On the way, we passed through a section of Anhui province with a long stretch of roadhouses. Standing outdoors, the women worked to attract the attention of passing vehicles. To stop cars, they place big rocks on the road. The road’s potholes were so severe that they caused the side window of the van we were in to shatter. We stopped to find tape to keep it together.

Typically, I spent the first day traveling. Since I had little interest in the town, and the banquet hall had a terrible breakfast, I spent more time exploring the factory, looking for defects. I kept myself occupied to make lunch come sooner. The factory produced basic slippers, so there was little room for criticism, but I maintained a serious attitude with a posse of managers and workers following my every move.

I rarely met other foreigners on the road, but this factory had Italian designers who visited along with a Japanese technician living in the factory. Despite being unable to speak each other’s languages, we all spoke the language of the liquor and engaged in non-stop “ganbeis” to wash away the hardships of the job. The meals in this area turned into relentless feasts, fueled by baijiu (55%) and posing a threat to the liver. With eight out of nine people at the table eager to do a four-shot toast with me, I continued drinking until everyone gave up. Meals typically lasted three or more hours. Sometimes, lunch ran into dinner.
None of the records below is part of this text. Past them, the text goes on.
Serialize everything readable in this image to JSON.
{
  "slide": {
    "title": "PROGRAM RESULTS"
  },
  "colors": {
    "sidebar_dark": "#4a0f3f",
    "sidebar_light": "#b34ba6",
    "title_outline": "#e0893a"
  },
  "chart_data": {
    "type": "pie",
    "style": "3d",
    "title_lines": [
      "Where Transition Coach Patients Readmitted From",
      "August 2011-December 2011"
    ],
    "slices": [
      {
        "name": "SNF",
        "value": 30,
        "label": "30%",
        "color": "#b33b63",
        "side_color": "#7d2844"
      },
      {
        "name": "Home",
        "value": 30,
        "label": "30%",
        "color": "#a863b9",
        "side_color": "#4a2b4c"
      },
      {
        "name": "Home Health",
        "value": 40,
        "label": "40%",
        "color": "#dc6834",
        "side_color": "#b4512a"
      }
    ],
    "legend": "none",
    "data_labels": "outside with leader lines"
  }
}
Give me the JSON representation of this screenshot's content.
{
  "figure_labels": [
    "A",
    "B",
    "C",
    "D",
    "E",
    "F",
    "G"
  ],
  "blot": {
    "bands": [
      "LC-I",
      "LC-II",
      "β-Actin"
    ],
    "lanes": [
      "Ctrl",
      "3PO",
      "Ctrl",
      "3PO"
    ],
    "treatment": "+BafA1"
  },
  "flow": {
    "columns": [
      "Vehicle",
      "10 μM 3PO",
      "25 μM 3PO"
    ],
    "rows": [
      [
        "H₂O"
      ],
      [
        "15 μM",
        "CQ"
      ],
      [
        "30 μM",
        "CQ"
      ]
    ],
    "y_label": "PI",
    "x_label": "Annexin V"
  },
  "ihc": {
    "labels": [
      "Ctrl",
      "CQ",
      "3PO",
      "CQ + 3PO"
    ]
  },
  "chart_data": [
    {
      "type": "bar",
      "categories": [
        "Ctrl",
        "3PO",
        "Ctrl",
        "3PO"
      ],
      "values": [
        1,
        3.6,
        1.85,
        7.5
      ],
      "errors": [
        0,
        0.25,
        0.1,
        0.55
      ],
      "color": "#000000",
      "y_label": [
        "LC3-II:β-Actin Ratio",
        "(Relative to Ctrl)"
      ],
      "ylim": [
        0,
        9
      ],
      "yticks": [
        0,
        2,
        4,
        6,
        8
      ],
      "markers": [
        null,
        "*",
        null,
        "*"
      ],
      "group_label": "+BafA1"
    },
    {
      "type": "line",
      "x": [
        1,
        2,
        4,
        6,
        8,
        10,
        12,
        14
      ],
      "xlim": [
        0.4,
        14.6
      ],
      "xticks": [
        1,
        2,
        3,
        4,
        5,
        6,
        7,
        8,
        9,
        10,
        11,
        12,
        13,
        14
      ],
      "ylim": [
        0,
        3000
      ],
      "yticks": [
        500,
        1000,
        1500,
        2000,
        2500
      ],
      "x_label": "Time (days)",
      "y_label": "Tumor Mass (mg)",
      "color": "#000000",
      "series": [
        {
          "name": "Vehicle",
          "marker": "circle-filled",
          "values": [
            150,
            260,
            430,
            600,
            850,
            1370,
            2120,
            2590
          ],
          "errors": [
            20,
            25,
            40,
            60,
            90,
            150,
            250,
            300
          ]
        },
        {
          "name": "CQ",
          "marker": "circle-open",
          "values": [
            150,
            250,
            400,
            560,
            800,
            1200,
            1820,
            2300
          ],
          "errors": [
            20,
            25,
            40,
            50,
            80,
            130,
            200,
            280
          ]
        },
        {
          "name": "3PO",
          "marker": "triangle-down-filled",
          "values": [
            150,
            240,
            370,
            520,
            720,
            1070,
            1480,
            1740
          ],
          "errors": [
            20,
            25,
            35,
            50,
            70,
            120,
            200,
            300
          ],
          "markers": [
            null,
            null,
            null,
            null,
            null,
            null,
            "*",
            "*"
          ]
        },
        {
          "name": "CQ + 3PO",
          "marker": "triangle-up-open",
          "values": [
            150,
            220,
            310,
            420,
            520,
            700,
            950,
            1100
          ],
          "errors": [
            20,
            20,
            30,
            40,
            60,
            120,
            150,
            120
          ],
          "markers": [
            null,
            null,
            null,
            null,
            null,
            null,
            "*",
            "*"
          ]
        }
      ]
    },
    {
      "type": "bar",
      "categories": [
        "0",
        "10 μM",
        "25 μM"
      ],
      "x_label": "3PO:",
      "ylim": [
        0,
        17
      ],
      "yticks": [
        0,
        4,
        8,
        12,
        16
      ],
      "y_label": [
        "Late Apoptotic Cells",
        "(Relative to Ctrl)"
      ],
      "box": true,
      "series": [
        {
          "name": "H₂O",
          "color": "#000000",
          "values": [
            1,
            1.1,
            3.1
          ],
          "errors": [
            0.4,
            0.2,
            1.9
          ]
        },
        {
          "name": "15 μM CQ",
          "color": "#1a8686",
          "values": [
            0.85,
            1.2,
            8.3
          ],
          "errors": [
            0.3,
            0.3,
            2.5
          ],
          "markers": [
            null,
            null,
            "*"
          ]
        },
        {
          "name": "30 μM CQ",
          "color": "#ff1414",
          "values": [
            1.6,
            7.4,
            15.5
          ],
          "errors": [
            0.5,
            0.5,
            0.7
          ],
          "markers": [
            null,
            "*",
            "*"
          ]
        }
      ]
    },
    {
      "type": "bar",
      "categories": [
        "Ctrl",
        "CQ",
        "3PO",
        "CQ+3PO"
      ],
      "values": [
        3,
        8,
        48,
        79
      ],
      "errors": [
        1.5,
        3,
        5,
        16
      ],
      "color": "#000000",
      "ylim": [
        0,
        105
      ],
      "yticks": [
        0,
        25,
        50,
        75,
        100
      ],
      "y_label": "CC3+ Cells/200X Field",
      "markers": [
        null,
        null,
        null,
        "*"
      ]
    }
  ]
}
After the meals, we engaged in a late-night session of singing and dancing at the roof-top banquet hall in the factory. I was the first customer to get down with the managers and ballroom dance the night away. With no other nighttime establishments, the factory karaoke room became the best place to let the baijiu course through my veins. The managers and workers watched me play my Western music and attempt to sing along with The Doors and others while continuing to get boozed up. After I exhausted myself, they would move the chairs aside and slow dance. Meanwhile, I would venture onto the roof and see if I could get a signal for my cell phone to bug friends on the other side of the world.


Here I am singing “Country Roads” with my Japanese technician friend.

Performing for the factory.

And dancing.

When drinking at lunch, I had to find something to do before dinner. Next door to the factory was a PLA training school. The young soldiers often shot hoops, and I joined them once with disastrous results. It was common for small towns in China to have zoos with a random assortment of animals and amusement rides. The Huaiyin Zoo was an excellent place to waste time while I walked around stinking like rocket fuel. People only noticed me because I was a foreigner, not because I was an adult riding children’s rides smelling of alcohol.

The factory organized a tour of Zhou Enlai’s home and museum for me. I learned all about the local hero.

Because of changes in the 2000s, we no longer manufactured the slippers made by the Huaiyin factories, and my other obligations prevented me from returning. My ballroom dancing days were over.